I don’t know whether political scientists and economists are more willing to extend the presumption of good faith to Western or industrialized economies, but there are studies showing that “corruption experts,” those whose opinions form the basis for perception measures of corruption, are biased in favor of wealthier, democratic governments. See UCLA Professor Daniel Treisman’s “What Have We Learned About the Causes of Corruption from Ten Years of Crossnational Empirical Research?” and Dilyan Donchev and Gergely Ujheli, “What Do Corruption Indices Measure,” both of which can be easily found on the web.
I will have more to say about this bias and its implications for the validity and reliability of perception measures of corruption in a forthcoming post.

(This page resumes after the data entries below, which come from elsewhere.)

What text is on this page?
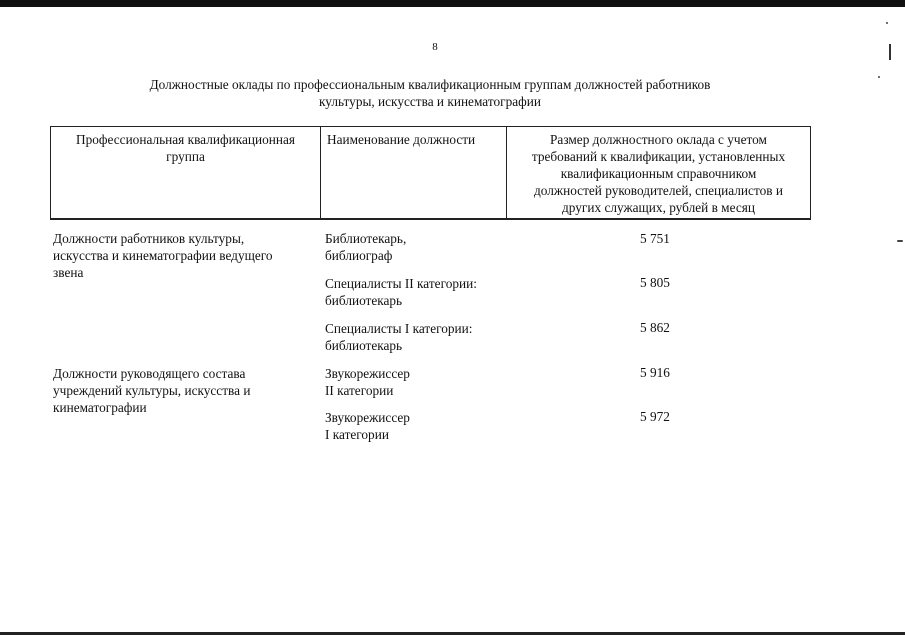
8
Должностные оклады по профессиональным квалификационным группам должностей работников
культуры, искусства и кинематографии
Профессиональная квалификационная
группа
Наименование должности	Размер должностного оклада с учетом
требований к квалификации, установленных
квалификационным справочником
должностей руководителей, специалистов и
других служащих, рублей в месяц
Должности работников культуры,
искусства и кинематографии ведущего
звена
Библиотекарь,
библиограф
5 751
Специалисты II категории:
библиотекарь
5 805
Специалисты I категории:
библиотекарь
5 862
Должности руководящего состава
учреждений культуры, искусства и
кинематографии
Звукорежиссер
II категории
5 916
Звукорежиссер
I категории
5 972
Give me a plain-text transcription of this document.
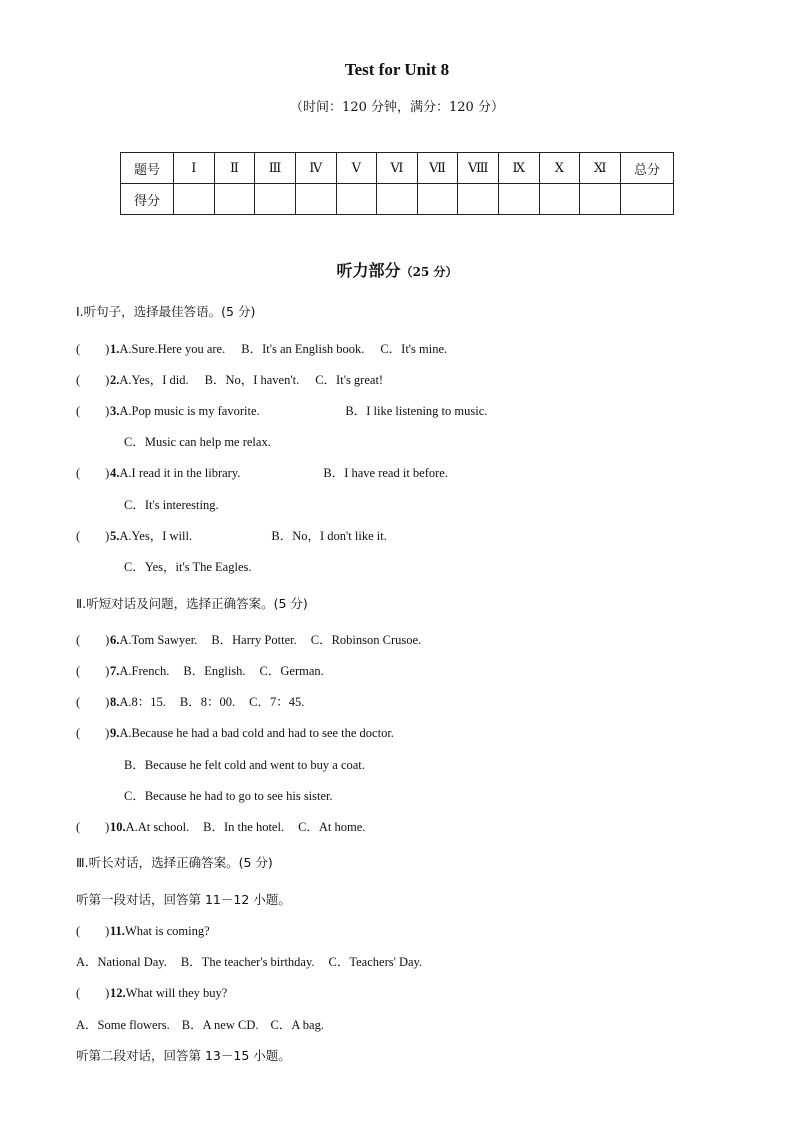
Test for Unit 8
（时间：120 分钟，满分：120 分）
题号	Ⅰ	Ⅱ	Ⅲ	Ⅳ	Ⅴ	Ⅵ	Ⅶ	Ⅷ	Ⅸ	Ⅹ	Ⅺ	总分
得分												
听力部分（25 分）
Ⅰ.听句子，选择最佳答语。(5 分)
(　　)1.A.Sure.Here you are. B．It's an English book. C．It's mine.
(　　)2.A.Yes，I did. B．No，I haven't. C．It's great!
(　　)3.A.Pop music is my favorite.	B．I like listening to music.
C．Music can help me relax.
(　　)4.A.I read it in the library.	B．I have read it before.
C．It's interesting.
(　　)5.A.Yes，I will.	B．No，I don't like it.
C．Yes，it's The Eagles.
Ⅱ.听短对话及问题，选择正确答案。(5 分)
(　　)6.A.Tom Sawyer. B．Harry Potter. C．Robinson Crusoe.
(　　)7.A.French. B．English. C．German.
(　　)8.A.8：15. B．8：00. C．7：45.
(　　)9.A.Because he had a bad cold and had to see the doctor.
B．Because he felt cold and went to buy a coat.
C．Because he had to go to see his sister.
(　　)10.A.At school. B．In the hotel. C．At home.
Ⅲ.听长对话，选择正确答案。(5 分)
听第一段对话，回答第 11－12 小题。
(　　)11.What is coming?
A．National Day. B．The teacher's birthday. C．Teachers' Day.
(　　)12.What will they buy?
A．Some flowers. B．A new CD. C．A bag.
听第二段对话，回答第 13－15 小题。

I think this is a very interesting point, and is extremely relevant whenever there is a global ranking of corruption or “cronyism.” Perception in a complicated and value laden thing, which other posts have explored. However, I do think this is a slightly different issue when it is played out in a domestic context.
The source of bias noted by Rick is less relevant when it comes to bias against Democrats and Republicans. In the American context I think an independent anti-corruption agency really comes down to the classic Administrative law arguments of accountability and independence (as Matthew noted in his reply). Given the observed inclination for politically-motivated anti-corruption enforcement, I think independence wins to the extent we want to penalise corruption fairly regardless of party affiliation. Maybe I place too much trust in the expertise/peer-effect argument, but I think the normal mechanisms used to control independent agencies (funding, judicial review, removal for cause etc.) should be similarly sufficient to control rogue agency behavior in the corruption context.